All that day the dull, foreboding feeling had been assailing her at intervals, and she had been unable to free herself entirely from the vague depression.

The day had been grey; when she left the house a drizzle had begun to wet the flagstones, and every lamp-post was now hooded with ghostly iridescence.

She walked because she had need of exercise, not even deigning to unfurl her umbrella against the mist which spun silvery ovals over every electric globe along Fifth Avenue, and now shrouded every building above the fourth story in a cottony ocean of fog.

When finally she turned westward, the dark obscurity of the cross-street seemed to stretch away into infinite night and she hurried a little, scarcely realising why.

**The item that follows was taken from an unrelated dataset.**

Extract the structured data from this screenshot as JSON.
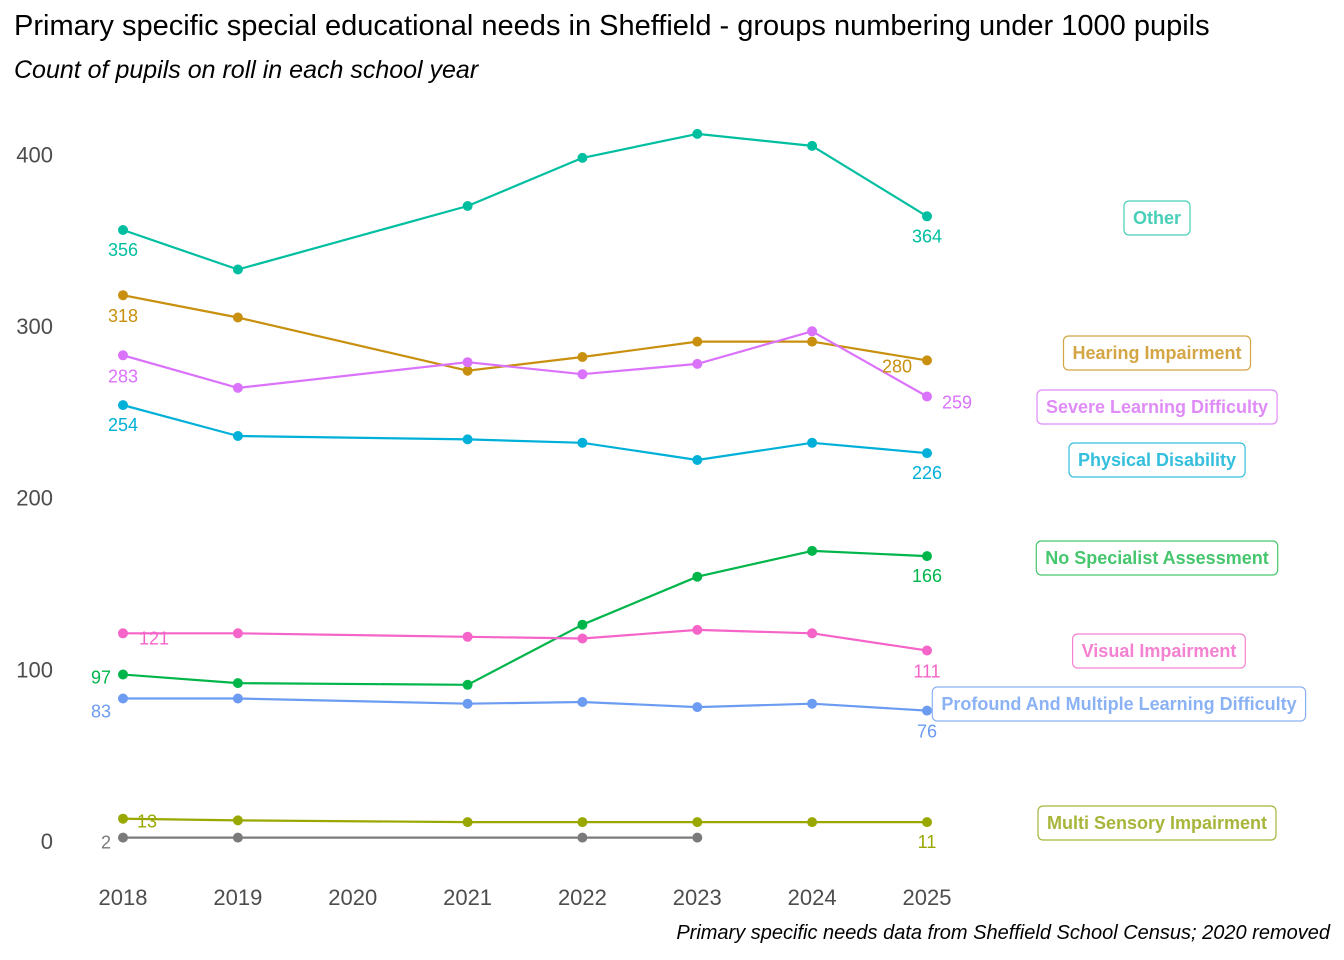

There did not seem to be a soul in sight––she noticed that––yet suddenly, halfway down the street, she discovered a man walking at her elbow, his rubber-shod feet making no sound on the wet walk.

Palla had never before been annoyed by such attentions in New York, yet she supposed it must be the reason for the man’s insolence.

299

She hastened her steps; he moved as swiftly.

“Look here,” he said, “I know who you are, and where you’re going. And we’ve stood just about enough from you and your friends.”

In the quick revulsion from annoyance and disgust to a very lively flash of fright, Palla involuntarily slackened her pace and widened the distance between her and this unknown.